If your family has school-aged members, you’ve finally found time to get your house back in order now that the kids are back in school — or at least for the hours that they’re in school.
But if your family is anything like mine, you have a mix of kids in school and homeschooled, so it doesn’t matter what time of the year it is because there’s always a kid (or three) at home.
So how do I keep my house from looking like the morning after a college frat party? I make my kids clean up their crap, by any means necessary.
When they’re toddlers:
We start the process of teaching them to clean up as soon as they can walk. Of course, we make a game of it by cheering every time the baby puts a toy in the basket. As they get older and understand colors and their competitive nature starts to shine, we’ll make bets on who can get the most yellow balls in the bag or baby dolls into the closet. If your kid is past toddler-hood, don’t worry, there is still time to right the ship.
Prevent them from being overwhelmed.
We often help our four and six-year-old daughters clean to teach them through example what the minimum standard is. The first thing we do is help them pick up all the bigger objects and put them where they belong — large stuffed animals and toys, pillows and blankets, etc. Once they start seeing huge patches of visible carpet, it’s easier for them to keep moving along to start picking up the smaller toys.
Stow or it goes.
One of our most effective tactics across the board is that if our kids neglect their items, they never know where or when they’ll find them again.
Are those nasty socks under my table again? Enjoy walking through the wet lawn to get them. Left your earbuds out? I wouldn’t want your sisters to get them, so I put them up.
Baby dolls and their 50 million accessories abandoned across the living room? Your baby doll is going to foster care — quite literally, I’ll donate it.
This approach uses a lot of tough love, but it teaches them from an early age that no one will care about their things more than themselves and gives them the initiative to take care of them.
When all else fails, there’s bribery.
Now hear me out y’all…in my house, bribery works a little differently. For instance, our teenagers have been begging to have food and drinks in their room and our upstairs loft since we PCS’ed here. They want to drink soda and play video games at the same time and I want their room not to smell like sweaty socks. So, I made them a deal: If they could simply keep their room and the common areas they use clean by cleaning up after themselves, we would allow them to have food and drinks upstairs at their request. So far, we’ve graduated to allowing them to have cups of water with lids upstairs, and once they learn how to pick them up and bring them downstairs when they’re done, we might graduate to sodas or snacks.

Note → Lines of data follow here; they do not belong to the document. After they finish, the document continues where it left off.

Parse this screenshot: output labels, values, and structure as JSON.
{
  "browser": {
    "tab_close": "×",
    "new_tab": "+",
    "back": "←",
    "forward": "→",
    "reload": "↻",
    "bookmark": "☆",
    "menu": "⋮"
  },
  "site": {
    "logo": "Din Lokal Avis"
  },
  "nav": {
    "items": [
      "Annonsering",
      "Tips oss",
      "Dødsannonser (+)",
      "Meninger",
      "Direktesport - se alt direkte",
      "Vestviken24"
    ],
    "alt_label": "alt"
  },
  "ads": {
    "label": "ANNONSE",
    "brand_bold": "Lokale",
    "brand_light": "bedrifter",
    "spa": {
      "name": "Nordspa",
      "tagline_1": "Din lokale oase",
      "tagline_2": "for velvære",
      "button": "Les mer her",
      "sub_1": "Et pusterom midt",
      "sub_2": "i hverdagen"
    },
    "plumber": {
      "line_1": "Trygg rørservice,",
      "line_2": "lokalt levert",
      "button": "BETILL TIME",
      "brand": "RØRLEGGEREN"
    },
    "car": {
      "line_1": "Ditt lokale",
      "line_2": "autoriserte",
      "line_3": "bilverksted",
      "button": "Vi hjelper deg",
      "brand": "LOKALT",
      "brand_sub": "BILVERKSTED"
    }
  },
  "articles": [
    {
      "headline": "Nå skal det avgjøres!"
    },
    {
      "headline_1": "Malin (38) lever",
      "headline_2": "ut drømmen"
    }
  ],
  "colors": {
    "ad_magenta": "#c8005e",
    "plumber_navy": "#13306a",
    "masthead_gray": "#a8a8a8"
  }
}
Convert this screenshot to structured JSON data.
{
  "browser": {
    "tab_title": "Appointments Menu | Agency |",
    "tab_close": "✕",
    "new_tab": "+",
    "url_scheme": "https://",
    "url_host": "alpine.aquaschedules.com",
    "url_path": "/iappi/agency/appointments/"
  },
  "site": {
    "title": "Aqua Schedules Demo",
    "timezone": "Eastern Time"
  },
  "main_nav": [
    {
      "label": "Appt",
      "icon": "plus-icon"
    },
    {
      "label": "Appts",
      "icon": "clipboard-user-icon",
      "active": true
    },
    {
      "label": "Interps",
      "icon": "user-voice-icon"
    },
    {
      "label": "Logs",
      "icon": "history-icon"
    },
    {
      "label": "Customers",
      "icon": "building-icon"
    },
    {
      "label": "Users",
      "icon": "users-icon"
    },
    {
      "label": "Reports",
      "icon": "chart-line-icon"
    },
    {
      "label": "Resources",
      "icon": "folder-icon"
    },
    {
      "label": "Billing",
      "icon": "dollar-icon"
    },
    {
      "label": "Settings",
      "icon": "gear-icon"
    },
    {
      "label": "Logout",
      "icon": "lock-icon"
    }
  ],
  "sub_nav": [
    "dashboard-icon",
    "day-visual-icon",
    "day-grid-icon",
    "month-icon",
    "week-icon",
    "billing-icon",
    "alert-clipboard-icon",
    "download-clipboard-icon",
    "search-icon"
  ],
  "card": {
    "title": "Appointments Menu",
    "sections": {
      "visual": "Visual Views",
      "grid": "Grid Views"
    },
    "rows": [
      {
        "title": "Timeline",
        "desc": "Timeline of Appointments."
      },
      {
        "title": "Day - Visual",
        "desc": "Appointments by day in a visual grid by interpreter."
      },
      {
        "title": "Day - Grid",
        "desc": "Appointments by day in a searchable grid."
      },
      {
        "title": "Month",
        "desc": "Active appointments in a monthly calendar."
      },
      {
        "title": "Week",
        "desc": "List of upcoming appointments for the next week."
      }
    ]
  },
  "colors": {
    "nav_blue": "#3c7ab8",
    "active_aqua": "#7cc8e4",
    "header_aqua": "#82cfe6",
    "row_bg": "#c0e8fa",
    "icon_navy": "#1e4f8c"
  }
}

We also reward for teamwork. If we see the kids cleaning up a mess that isn’t their own, especially without being asked to do so, we will treat them by allowing a special activity, such as extra driving or video game time for our teens or breaking out the swimming pool or tablet for the younger crowd.
The most important thing?
Consistency and common-sense boundaries. We don’t expect perfection and everything that we ask of them we’re already doing ourselves, thus setting the expectations through example. By doing so, we’re subconsciously teaching them that a part of growing up is learning how to clean up after yourself and others, as well as the fact that somehow, kindness is always rewarded through karma…and all this works because I never having to reset the WIFI password.